Me, my two notebooks,
pens, and Stumpy the PDX
19 hours, 56 minutes into NaNoWriMo.
I currently have 945 words.
Is it a glorious, flawless novel so far? No way.
Am I having fun? Absolutely. Am I learning anything?
Being a perfectionist when it comes to my work, I have to continually remind myself, "It's okay. It's the first draft. It's just the first draft. It's okay... (repeat ad nauseam)" Because, after all, how are you going to reach 50,000 words in 30 days if you keep editing everything?? I wouldn't even be able to meet my daily quota of 1,667! It's incredibly hard not to fuss and tweak and edit, but I'm doing my very best to resist temptation and fleshly desire :)
So... anybody want to hear about the novel??
The working title is Red Crosse, (I might be calling it RC here on the blog) and the main character is the grandson of Sir George the Red Cross Knight. No, he's not St. George yet. Just Sir George.
**In case you don't know who St. George is**
There are two versions of the story; one is based on a knight named George during the Crusades who, as the legend goes, saved a town in Turkey from a dragon. This St. George from whom the story came was, I believe, a real person who was a martyr.
The other, which I base my character off of, is from Edmund Spenser's The Faerie Queene, Book One.
It is an allegorical poem, the first of six books, and was for Queen Elizabeth I.
(For those interested in this story, there is a great picture-book adaption by Trina Schart Hyman that I love. It's called St. George and the Dragon, and the illustrations are by Margaret Hodges.)
To put it even briefer, Saint George killed a dragon and saved people and is now the patron saint of England.
Everybody got that? Okay, sweet, moving on...
So, the working plot summary (read outline that I hope I will be able to follow during this literary madness):
Set in the fairy-tale age of Britain, the grandson of St. George himself must confront the dragon that slew his father, and along the way he finds the security he needs in Jesus Christ.
Sorry it's so short. You'll hear more about the story as I write, I promise.
So... here's what I've learned so far...
1) Outlines are really good to have. Seriously; when you have to churn out a minimum of 1,667 a day and you don't have time to sit around and think, preparation really pays off. I've done everything from the one-sentence summary to the in-depth, detailed outline of a single scene.
2) Characterization can be difficult when you're trying to write as if you're NOT a 13-year-old, amateur novelist ;) I'm trying not to get hung up on my writing "voice" because I will be able to polish/edit/wrangle this draft after November is over.
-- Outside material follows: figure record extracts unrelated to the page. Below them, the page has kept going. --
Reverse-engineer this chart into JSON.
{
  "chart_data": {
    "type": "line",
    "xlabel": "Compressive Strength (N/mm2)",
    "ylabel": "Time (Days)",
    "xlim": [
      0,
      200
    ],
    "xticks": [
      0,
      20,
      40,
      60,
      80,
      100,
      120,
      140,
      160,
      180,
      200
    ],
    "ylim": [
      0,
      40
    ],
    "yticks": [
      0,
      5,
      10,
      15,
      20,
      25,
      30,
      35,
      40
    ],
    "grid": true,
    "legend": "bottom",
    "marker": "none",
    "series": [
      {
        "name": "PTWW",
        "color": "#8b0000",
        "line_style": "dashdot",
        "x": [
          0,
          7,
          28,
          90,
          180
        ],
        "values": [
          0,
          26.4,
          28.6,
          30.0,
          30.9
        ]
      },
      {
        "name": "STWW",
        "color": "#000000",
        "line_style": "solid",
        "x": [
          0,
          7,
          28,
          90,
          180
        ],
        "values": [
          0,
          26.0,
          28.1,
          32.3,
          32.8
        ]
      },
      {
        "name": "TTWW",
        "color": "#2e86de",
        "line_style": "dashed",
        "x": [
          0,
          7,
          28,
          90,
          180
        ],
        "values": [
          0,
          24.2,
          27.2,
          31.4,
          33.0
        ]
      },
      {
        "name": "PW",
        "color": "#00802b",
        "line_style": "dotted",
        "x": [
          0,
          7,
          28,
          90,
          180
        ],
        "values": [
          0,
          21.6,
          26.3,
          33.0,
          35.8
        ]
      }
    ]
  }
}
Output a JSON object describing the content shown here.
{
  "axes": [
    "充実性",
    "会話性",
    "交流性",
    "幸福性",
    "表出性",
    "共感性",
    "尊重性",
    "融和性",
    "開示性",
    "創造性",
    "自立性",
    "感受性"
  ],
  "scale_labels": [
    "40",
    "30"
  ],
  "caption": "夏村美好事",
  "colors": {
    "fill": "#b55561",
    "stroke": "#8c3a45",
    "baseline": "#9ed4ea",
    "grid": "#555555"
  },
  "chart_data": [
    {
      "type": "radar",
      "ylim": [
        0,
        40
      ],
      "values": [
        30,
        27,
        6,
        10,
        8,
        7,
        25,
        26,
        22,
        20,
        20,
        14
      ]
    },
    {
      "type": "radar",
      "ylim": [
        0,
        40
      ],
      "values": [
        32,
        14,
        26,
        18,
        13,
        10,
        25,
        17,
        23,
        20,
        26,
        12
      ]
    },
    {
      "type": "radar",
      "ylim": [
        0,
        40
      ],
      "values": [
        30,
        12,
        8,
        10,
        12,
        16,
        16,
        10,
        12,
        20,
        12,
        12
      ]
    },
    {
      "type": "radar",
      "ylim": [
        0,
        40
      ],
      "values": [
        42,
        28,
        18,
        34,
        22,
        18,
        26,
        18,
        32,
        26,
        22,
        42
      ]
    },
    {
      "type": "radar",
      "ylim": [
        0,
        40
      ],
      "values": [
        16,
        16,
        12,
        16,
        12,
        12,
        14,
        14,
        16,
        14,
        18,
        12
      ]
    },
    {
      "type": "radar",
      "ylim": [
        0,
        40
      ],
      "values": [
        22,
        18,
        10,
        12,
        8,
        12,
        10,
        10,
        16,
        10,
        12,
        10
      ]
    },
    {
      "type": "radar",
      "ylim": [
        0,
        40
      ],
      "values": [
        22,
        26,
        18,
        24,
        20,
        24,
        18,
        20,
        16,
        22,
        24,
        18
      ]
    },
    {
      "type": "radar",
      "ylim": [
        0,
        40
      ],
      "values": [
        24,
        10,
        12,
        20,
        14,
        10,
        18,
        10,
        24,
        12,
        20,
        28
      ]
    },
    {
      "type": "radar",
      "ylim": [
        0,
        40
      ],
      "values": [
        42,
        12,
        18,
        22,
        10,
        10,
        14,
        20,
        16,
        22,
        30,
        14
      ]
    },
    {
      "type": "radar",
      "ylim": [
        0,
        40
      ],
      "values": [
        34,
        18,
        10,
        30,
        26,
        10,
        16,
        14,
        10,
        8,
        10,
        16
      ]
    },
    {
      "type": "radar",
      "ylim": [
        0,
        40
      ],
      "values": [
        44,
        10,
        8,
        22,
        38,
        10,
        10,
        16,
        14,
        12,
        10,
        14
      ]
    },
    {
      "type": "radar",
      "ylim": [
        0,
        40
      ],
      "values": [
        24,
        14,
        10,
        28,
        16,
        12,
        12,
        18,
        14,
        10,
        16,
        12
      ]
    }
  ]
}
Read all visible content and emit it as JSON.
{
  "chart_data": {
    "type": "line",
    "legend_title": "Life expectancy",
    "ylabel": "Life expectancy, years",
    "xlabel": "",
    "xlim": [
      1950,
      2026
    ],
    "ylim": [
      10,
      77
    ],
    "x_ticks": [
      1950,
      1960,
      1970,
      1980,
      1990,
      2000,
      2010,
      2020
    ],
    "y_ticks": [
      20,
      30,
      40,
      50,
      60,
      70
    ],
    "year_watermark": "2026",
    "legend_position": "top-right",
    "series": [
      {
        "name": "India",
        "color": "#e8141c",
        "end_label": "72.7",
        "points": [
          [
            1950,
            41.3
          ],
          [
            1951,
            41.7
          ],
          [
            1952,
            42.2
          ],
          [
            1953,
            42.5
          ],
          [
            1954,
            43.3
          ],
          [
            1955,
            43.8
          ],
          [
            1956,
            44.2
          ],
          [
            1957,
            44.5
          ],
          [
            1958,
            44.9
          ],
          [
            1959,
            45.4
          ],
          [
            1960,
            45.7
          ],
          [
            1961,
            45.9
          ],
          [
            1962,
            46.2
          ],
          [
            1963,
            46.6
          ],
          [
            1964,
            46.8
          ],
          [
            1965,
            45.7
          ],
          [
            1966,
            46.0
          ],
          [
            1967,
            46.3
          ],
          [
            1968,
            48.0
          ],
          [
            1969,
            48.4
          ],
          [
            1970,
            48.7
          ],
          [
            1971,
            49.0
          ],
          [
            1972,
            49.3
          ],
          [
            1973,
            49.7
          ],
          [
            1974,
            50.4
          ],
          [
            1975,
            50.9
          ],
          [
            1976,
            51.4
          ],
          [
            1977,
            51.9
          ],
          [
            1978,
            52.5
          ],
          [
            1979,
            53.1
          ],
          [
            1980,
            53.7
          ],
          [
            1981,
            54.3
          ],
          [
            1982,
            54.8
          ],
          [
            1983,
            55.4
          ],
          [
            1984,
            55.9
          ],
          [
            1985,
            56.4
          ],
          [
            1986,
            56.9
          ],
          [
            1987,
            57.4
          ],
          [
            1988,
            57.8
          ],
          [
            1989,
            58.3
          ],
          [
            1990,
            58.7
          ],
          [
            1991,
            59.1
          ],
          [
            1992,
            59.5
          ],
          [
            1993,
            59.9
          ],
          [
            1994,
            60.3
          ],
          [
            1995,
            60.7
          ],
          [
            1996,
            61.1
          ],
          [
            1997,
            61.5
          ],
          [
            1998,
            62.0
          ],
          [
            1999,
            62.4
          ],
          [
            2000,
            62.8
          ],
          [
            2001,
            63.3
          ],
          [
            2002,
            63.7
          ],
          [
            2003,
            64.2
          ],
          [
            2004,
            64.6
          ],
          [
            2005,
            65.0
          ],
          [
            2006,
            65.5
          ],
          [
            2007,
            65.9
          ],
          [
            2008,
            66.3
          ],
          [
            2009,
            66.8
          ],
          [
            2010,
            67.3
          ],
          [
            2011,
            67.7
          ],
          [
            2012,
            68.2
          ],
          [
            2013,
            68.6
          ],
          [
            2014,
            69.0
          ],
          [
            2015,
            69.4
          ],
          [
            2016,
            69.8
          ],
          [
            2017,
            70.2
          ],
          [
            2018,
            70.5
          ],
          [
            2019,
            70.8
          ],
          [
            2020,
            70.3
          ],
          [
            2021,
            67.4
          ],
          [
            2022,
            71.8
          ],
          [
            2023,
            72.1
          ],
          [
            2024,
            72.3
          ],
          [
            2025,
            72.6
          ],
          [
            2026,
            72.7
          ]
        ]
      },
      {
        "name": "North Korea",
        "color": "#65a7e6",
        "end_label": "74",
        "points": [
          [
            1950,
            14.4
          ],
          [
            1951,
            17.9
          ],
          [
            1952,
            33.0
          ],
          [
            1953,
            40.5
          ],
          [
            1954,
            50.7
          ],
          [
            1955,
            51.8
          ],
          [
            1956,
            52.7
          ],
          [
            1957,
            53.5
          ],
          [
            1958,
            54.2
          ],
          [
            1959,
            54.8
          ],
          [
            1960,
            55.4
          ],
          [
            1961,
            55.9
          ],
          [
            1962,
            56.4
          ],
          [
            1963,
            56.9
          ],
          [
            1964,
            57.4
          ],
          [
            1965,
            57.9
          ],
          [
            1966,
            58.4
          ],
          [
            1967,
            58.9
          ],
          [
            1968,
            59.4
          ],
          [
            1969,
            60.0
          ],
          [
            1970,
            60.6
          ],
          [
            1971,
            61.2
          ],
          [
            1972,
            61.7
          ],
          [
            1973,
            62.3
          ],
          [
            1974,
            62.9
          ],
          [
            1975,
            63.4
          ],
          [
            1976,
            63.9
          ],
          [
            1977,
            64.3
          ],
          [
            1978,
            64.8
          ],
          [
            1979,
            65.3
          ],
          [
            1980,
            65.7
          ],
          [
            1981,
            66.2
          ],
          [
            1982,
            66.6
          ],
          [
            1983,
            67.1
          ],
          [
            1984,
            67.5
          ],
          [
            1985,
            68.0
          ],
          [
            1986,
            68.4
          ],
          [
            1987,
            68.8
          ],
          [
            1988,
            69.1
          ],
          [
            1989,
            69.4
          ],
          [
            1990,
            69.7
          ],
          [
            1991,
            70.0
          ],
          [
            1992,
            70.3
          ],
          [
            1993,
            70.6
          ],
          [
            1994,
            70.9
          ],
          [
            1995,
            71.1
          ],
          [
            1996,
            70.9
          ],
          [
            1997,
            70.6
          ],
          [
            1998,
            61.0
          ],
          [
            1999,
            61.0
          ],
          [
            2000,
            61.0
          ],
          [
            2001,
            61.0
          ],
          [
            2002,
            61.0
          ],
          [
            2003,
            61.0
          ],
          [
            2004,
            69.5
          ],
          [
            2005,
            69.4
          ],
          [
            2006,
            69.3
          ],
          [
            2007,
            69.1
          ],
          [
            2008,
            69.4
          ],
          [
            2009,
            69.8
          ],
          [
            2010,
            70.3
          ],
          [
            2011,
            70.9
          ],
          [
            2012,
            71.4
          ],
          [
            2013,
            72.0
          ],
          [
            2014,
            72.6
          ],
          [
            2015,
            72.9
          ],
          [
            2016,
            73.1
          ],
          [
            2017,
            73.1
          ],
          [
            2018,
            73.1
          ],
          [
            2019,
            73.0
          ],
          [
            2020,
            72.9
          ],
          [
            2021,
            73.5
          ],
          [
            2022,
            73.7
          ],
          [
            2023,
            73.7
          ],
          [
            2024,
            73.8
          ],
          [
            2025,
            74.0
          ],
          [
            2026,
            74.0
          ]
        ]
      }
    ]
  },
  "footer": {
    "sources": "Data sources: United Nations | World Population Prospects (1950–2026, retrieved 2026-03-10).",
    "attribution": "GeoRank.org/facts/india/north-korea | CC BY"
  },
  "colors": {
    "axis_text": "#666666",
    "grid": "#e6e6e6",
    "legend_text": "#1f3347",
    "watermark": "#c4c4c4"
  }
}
It takes a whole lot of self-control, though, let me tell you!
3) Watch the rhythm of your sentences. Read the last paragraph you wrote out to yourself. Are the syllables in each sentence pretty similar? Does the rhythm have some variety, or does each sentence sound just like the first?
4) Italian Wedding Soup for dinner is great for sparking creativity -- thanks Mom!
5) When you know that you can't afford time staring at the wall trying to think out your story, and even when you can afford to do it, stop. Just go, whip out your pen/pencil & notebook, or your laptop, and just start writing. Sometimes the best ideas come when you're flying by the seat of your pants (Mom-- and sometimes the best meals! :P)
I'm nervous-- nervous that I started writing this story, nervous as to what it will be, come Nov. 30th. But I'm also way thrilled. I have the barest of plot guidelines, and I'm wondering how close I will be able to stick to it this month. Even if I don't stick to the plan, I know it will be an exciting ride.
And also, something to look forward to: once I pass the 4,000 word mark, I'll post an excerpt! How fun is that??
Well, I regret to say I must bid you all adieu-- Treasure Planet music is blaring my ears, my notes are scattered across my desk, calling to me, and Word Document is bouncing up and down on the dock in anticipation. My literary adventure must resume!